Die Frauen hatten allesamt faltige Mäntel über dem Kopf, die fielen ihnen bis über die Schultern herab. So zogen sie mausestill den Kirchberg hinauf, wo der Stumpf der alten Dorfkirche steht, unter welcher ehedem das in den Ritterzeiten ausgegangene Dorf Ruttershausen lag.

Gesichter konnte die Förstersche nicht sehen, auch wusste sie nicht, was sie zu solch absonderlichem Tun sagen sollte. Sie ging deshalb näher hinzu, um alles besser zu sehen. Aber siehe da, nun war die Erscheinung zu Ende und nichts mehr davon zu merken, da eilte sie in Angst, was sie konnte, dass sie heimkam.

Das Sonntagskind

Ein jedes Menschenkind, das unter Glockengeläut oder auf einen gedoppelten Sonntag jung geworden ist, sieht Geister und kann verwünschte Personen erlösen.
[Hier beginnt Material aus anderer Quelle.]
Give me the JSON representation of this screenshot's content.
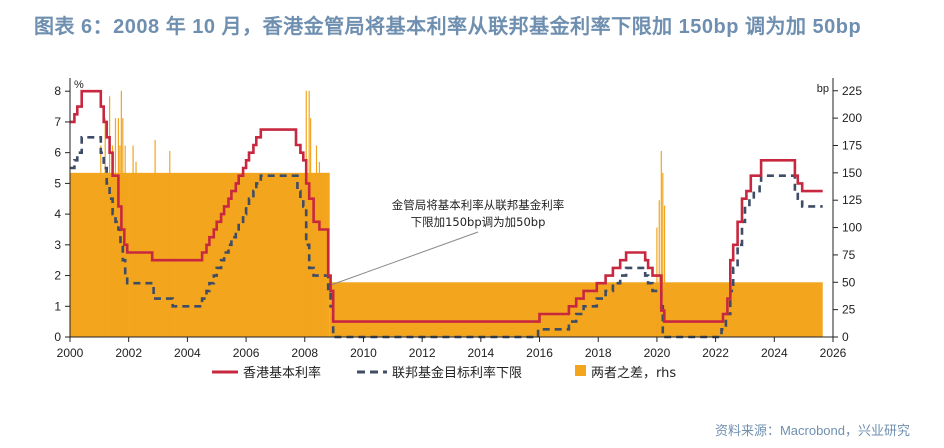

Wird es von diesen darauf angesprochen und hilft ihnen nicht, so hat es sein Leben lang kein Glück mehr. So erging es einem Schulmeister.
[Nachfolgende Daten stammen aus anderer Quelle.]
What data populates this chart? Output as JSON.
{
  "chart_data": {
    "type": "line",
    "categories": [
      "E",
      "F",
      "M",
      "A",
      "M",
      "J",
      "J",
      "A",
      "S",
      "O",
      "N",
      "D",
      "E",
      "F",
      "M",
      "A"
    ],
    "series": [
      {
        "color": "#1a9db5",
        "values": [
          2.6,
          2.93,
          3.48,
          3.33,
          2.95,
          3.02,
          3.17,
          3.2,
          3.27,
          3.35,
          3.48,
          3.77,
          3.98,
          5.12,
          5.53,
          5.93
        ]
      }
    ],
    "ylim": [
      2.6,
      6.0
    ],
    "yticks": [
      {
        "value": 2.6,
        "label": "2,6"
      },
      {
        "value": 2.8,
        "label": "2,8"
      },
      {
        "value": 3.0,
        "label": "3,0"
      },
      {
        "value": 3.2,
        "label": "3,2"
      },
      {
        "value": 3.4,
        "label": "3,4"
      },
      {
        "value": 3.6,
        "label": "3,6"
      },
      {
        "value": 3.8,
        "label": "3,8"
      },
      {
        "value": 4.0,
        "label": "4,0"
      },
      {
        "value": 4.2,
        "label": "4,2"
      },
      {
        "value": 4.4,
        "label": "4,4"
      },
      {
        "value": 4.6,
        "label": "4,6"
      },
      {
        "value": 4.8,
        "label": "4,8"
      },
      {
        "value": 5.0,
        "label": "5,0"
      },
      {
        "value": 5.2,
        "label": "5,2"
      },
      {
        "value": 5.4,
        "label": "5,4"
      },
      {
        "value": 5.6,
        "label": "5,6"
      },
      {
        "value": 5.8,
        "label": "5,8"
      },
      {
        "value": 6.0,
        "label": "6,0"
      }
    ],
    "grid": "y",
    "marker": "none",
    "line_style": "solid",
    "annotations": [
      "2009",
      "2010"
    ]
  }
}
Eines Sonntags stieg er hinauf ins Gebirge, früh in der Morgendämmerung. Drunten im Thal läuteten die Morgenglocken und wie er sich recht umsah, stand er vor einem Felsen am Wege und sah dabei eine Frau, die wusch ein blutiges Hemd in dem Brunnen, der darunter entsprang. Der Schulmeister dachte an gar nichts, am wenigsten an Geister, und sprach ganz arglos: »Guten Morgen, Frau, ist das auch eine Arbeit am lieben Sonntag?«

Da schaute ihn die Frau an, sprach aber kein Wort und wusch emsig weiter. Das ärgerte ihn denn gewaltig, er tupfte ihr mit der Hand auf die Schulter und redete nochmals eben dieselben Worte.
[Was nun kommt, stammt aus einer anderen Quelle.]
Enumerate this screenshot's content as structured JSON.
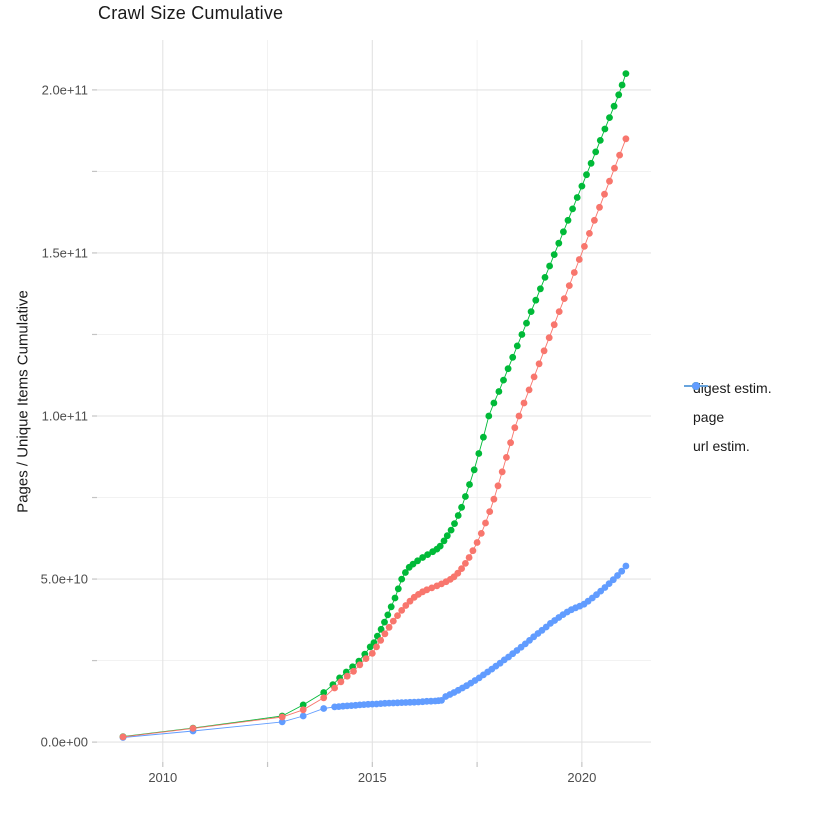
{
  "chart_data": {
    "type": "scatter",
    "title": "Crawl Size Cumulative",
    "xlabel": "",
    "ylabel": "Pages / Unique Items Cumulative",
    "legend_position": "right",
    "grid": "on",
    "background": "#ffffff",
    "x_axis": {
      "ticks": [
        {
          "value": 2010,
          "label": "2010"
        },
        {
          "value": 2015,
          "label": "2015"
        },
        {
          "value": 2020,
          "label": "2020"
        }
      ],
      "minor_ticks": [
        2012.5,
        2017.5
      ],
      "range_years": [
        2008.43,
        2021.65
      ]
    },
    "y_axis": {
      "ticks": [
        {
          "value": 0,
          "label": "0.0e+00"
        },
        {
          "value": 50,
          "label": "5.0e+10"
        },
        {
          "value": 100,
          "label": "1.0e+11"
        },
        {
          "value": 150,
          "label": "1.5e+11"
        },
        {
          "value": 200,
          "label": "2.0e+11"
        }
      ],
      "minor_ticks": [
        25,
        75,
        125,
        175
      ],
      "range": [
        -6.1,
        215.3
      ],
      "unit_scale": "values are billions (1e9) of pages / items"
    },
    "series": [
      {
        "name": "url estim.",
        "color": "#619CFF",
        "points": [
          [
            2009.05,
            1.4
          ],
          [
            2010.72,
            3.4
          ],
          [
            2012.85,
            6.2
          ],
          [
            2013.35,
            8.0
          ],
          [
            2013.84,
            10.3
          ],
          [
            2014.1,
            10.8
          ],
          [
            2014.2,
            10.9
          ],
          [
            2014.3,
            11.0
          ],
          [
            2014.4,
            11.1
          ],
          [
            2014.5,
            11.2
          ],
          [
            2014.6,
            11.3
          ],
          [
            2014.7,
            11.4
          ],
          [
            2014.8,
            11.5
          ],
          [
            2014.9,
            11.6
          ],
          [
            2015.0,
            11.65
          ],
          [
            2015.1,
            11.7
          ],
          [
            2015.2,
            11.8
          ],
          [
            2015.3,
            11.9
          ],
          [
            2015.4,
            11.95
          ],
          [
            2015.5,
            12.0
          ],
          [
            2015.6,
            12.05
          ],
          [
            2015.7,
            12.1
          ],
          [
            2015.8,
            12.15
          ],
          [
            2015.9,
            12.2
          ],
          [
            2016.0,
            12.25
          ],
          [
            2016.1,
            12.3
          ],
          [
            2016.2,
            12.4
          ],
          [
            2016.3,
            12.5
          ],
          [
            2016.4,
            12.55
          ],
          [
            2016.5,
            12.6
          ],
          [
            2016.58,
            12.7
          ],
          [
            2016.65,
            12.8
          ],
          [
            2016.75,
            14.0
          ],
          [
            2016.85,
            14.6
          ],
          [
            2016.95,
            15.2
          ],
          [
            2017.05,
            15.9
          ],
          [
            2017.15,
            16.6
          ],
          [
            2017.25,
            17.3
          ],
          [
            2017.35,
            18.1
          ],
          [
            2017.45,
            18.9
          ],
          [
            2017.55,
            19.7
          ],
          [
            2017.65,
            20.6
          ],
          [
            2017.75,
            21.5
          ],
          [
            2017.85,
            22.4
          ],
          [
            2017.95,
            23.3
          ],
          [
            2018.05,
            24.2
          ],
          [
            2018.15,
            25.2
          ],
          [
            2018.25,
            26.1
          ],
          [
            2018.35,
            27.1
          ],
          [
            2018.45,
            28.1
          ],
          [
            2018.55,
            29.1
          ],
          [
            2018.65,
            30.1
          ],
          [
            2018.75,
            31.2
          ],
          [
            2018.85,
            32.3
          ],
          [
            2018.95,
            33.3
          ],
          [
            2019.05,
            34.3
          ],
          [
            2019.15,
            35.3
          ],
          [
            2019.25,
            36.4
          ],
          [
            2019.35,
            37.3
          ],
          [
            2019.45,
            38.2
          ],
          [
            2019.55,
            39.1
          ],
          [
            2019.65,
            39.9
          ],
          [
            2019.75,
            40.6
          ],
          [
            2019.85,
            41.2
          ],
          [
            2019.95,
            41.7
          ],
          [
            2020.05,
            42.3
          ],
          [
            2020.15,
            43.2
          ],
          [
            2020.25,
            44.2
          ],
          [
            2020.35,
            45.2
          ],
          [
            2020.45,
            46.3
          ],
          [
            2020.55,
            47.4
          ],
          [
            2020.65,
            48.6
          ],
          [
            2020.75,
            49.8
          ],
          [
            2020.85,
            51.1
          ],
          [
            2020.95,
            52.4
          ],
          [
            2021.05,
            54.0
          ]
        ]
      },
      {
        "name": "page",
        "color": "#00BA38",
        "points": [
          [
            2009.05,
            1.7
          ],
          [
            2010.72,
            4.3
          ],
          [
            2012.85,
            8.0
          ],
          [
            2013.35,
            11.4
          ],
          [
            2013.84,
            15.2
          ],
          [
            2014.06,
            17.6
          ],
          [
            2014.22,
            19.7
          ],
          [
            2014.38,
            21.5
          ],
          [
            2014.53,
            23.1
          ],
          [
            2014.68,
            24.8
          ],
          [
            2014.82,
            27.0
          ],
          [
            2014.95,
            29.2
          ],
          [
            2015.04,
            30.5
          ],
          [
            2015.12,
            32.5
          ],
          [
            2015.21,
            34.6
          ],
          [
            2015.29,
            36.8
          ],
          [
            2015.37,
            39.0
          ],
          [
            2015.45,
            41.5
          ],
          [
            2015.54,
            44.2
          ],
          [
            2015.62,
            47.0
          ],
          [
            2015.7,
            50.0
          ],
          [
            2015.79,
            52.0
          ],
          [
            2015.88,
            53.6
          ],
          [
            2015.97,
            54.6
          ],
          [
            2016.08,
            55.6
          ],
          [
            2016.2,
            56.6
          ],
          [
            2016.32,
            57.5
          ],
          [
            2016.44,
            58.4
          ],
          [
            2016.54,
            59.2
          ],
          [
            2016.62,
            60.1
          ],
          [
            2016.71,
            61.7
          ],
          [
            2016.79,
            63.3
          ],
          [
            2016.88,
            65.0
          ],
          [
            2016.96,
            67.0
          ],
          [
            2017.05,
            69.5
          ],
          [
            2017.13,
            72.0
          ],
          [
            2017.22,
            75.3
          ],
          [
            2017.32,
            79.0
          ],
          [
            2017.43,
            83.5
          ],
          [
            2017.54,
            88.5
          ],
          [
            2017.65,
            93.5
          ],
          [
            2017.78,
            100.0
          ],
          [
            2017.9,
            104
          ],
          [
            2018.02,
            107.5
          ],
          [
            2018.13,
            111
          ],
          [
            2018.24,
            114.5
          ],
          [
            2018.35,
            118
          ],
          [
            2018.46,
            121.5
          ],
          [
            2018.57,
            125
          ],
          [
            2018.68,
            128.5
          ],
          [
            2018.79,
            132
          ],
          [
            2018.9,
            135.5
          ],
          [
            2019.01,
            139
          ],
          [
            2019.12,
            142.5
          ],
          [
            2019.23,
            146
          ],
          [
            2019.34,
            149.5
          ],
          [
            2019.45,
            153
          ],
          [
            2019.56,
            156.5
          ],
          [
            2019.67,
            160
          ],
          [
            2019.78,
            163.5
          ],
          [
            2019.89,
            167
          ],
          [
            2020.0,
            170.5
          ],
          [
            2020.11,
            174
          ],
          [
            2020.22,
            177.5
          ],
          [
            2020.33,
            181
          ],
          [
            2020.44,
            184.5
          ],
          [
            2020.55,
            188
          ],
          [
            2020.66,
            191.5
          ],
          [
            2020.77,
            195
          ],
          [
            2020.88,
            198.5
          ],
          [
            2020.96,
            201.5
          ],
          [
            2021.05,
            205
          ]
        ]
      },
      {
        "name": "digest estim.",
        "color": "#F8766D",
        "points": [
          [
            2009.05,
            1.6
          ],
          [
            2010.72,
            4.2
          ],
          [
            2012.85,
            7.7
          ],
          [
            2013.35,
            9.9
          ],
          [
            2013.84,
            13.6
          ],
          [
            2014.1,
            16.6
          ],
          [
            2014.25,
            18.5
          ],
          [
            2014.4,
            20.2
          ],
          [
            2014.55,
            21.7
          ],
          [
            2014.7,
            23.7
          ],
          [
            2014.85,
            25.6
          ],
          [
            2015.0,
            27.2
          ],
          [
            2015.1,
            29.2
          ],
          [
            2015.2,
            31.2
          ],
          [
            2015.3,
            33.2
          ],
          [
            2015.4,
            35.2
          ],
          [
            2015.5,
            37.1
          ],
          [
            2015.6,
            38.8
          ],
          [
            2015.7,
            40.4
          ],
          [
            2015.8,
            41.9
          ],
          [
            2015.9,
            43.2
          ],
          [
            2016.0,
            44.4
          ],
          [
            2016.1,
            45.3
          ],
          [
            2016.2,
            46.1
          ],
          [
            2016.3,
            46.7
          ],
          [
            2016.42,
            47.3
          ],
          [
            2016.54,
            47.9
          ],
          [
            2016.65,
            48.5
          ],
          [
            2016.76,
            49.2
          ],
          [
            2016.86,
            49.9
          ],
          [
            2016.95,
            50.7
          ],
          [
            2017.04,
            51.8
          ],
          [
            2017.13,
            53.2
          ],
          [
            2017.22,
            54.8
          ],
          [
            2017.31,
            56.6
          ],
          [
            2017.4,
            58.7
          ],
          [
            2017.5,
            61.2
          ],
          [
            2017.6,
            64.0
          ],
          [
            2017.7,
            67.2
          ],
          [
            2017.8,
            70.7
          ],
          [
            2017.9,
            74.5
          ],
          [
            2018.0,
            78.6
          ],
          [
            2018.1,
            82.9
          ],
          [
            2018.2,
            87.3
          ],
          [
            2018.3,
            91.8
          ],
          [
            2018.4,
            96.4
          ],
          [
            2018.5,
            100.0
          ],
          [
            2018.62,
            104
          ],
          [
            2018.74,
            108
          ],
          [
            2018.86,
            112
          ],
          [
            2018.98,
            116
          ],
          [
            2019.1,
            120
          ],
          [
            2019.22,
            124
          ],
          [
            2019.34,
            128
          ],
          [
            2019.46,
            132
          ],
          [
            2019.58,
            136
          ],
          [
            2019.7,
            140
          ],
          [
            2019.82,
            144
          ],
          [
            2019.94,
            148
          ],
          [
            2020.06,
            152
          ],
          [
            2020.18,
            156
          ],
          [
            2020.3,
            160
          ],
          [
            2020.42,
            164
          ],
          [
            2020.54,
            168
          ],
          [
            2020.66,
            172
          ],
          [
            2020.78,
            176
          ],
          [
            2020.9,
            180
          ],
          [
            2021.05,
            185
          ]
        ]
      }
    ],
    "legend_order": [
      "digest estim.",
      "page",
      "url estim."
    ],
    "colors": {
      "grid_major": "#E3E3E3",
      "grid_minor": "#F0F0F0",
      "tick_mark": "#C4C4C4",
      "tick_label": "#4D4D4D",
      "text": "#1A1A1A"
    }
  }
}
»O, du Unglücksmann«, begann nun mit schmerzlichem Seufzen die Frau, »was bietest du mir guten Morgen? Hättest du gesagt: Gott schenke dir die ewige Ruhe, so wäre ich erlöst von dem Fluch und du hättest das gute Werk getan, wozu du als Sonntagskind bestimmt bist. Jetzt muss ich wieder lange hundert Jahre umgehen, bis einer kommt, der wie du unter Glockengeläut geboren ist. Aber geh nur hin, dein Gutes hast du gehabt im Leben!«

Der bestürzte Schulmeister wollte antworten, aber die Erscheinung war weg. Er hörte und sah nichts mehr davon. Tiefbetrübt ging er nach Hause und machte sich allerlei Betrachtungen über die Begebenheit. Doch das, was die Frau ihm vorausgesagt hatte, traf ein von Wort zu Wort. Sein Glück war verschüttet. Es ging ihm alles hinderlich im Amt und verdrießlich im Leben, zuletzt wurde er vom Dienst gesetzt und starb als elender Bettelmann auf der Landstraße.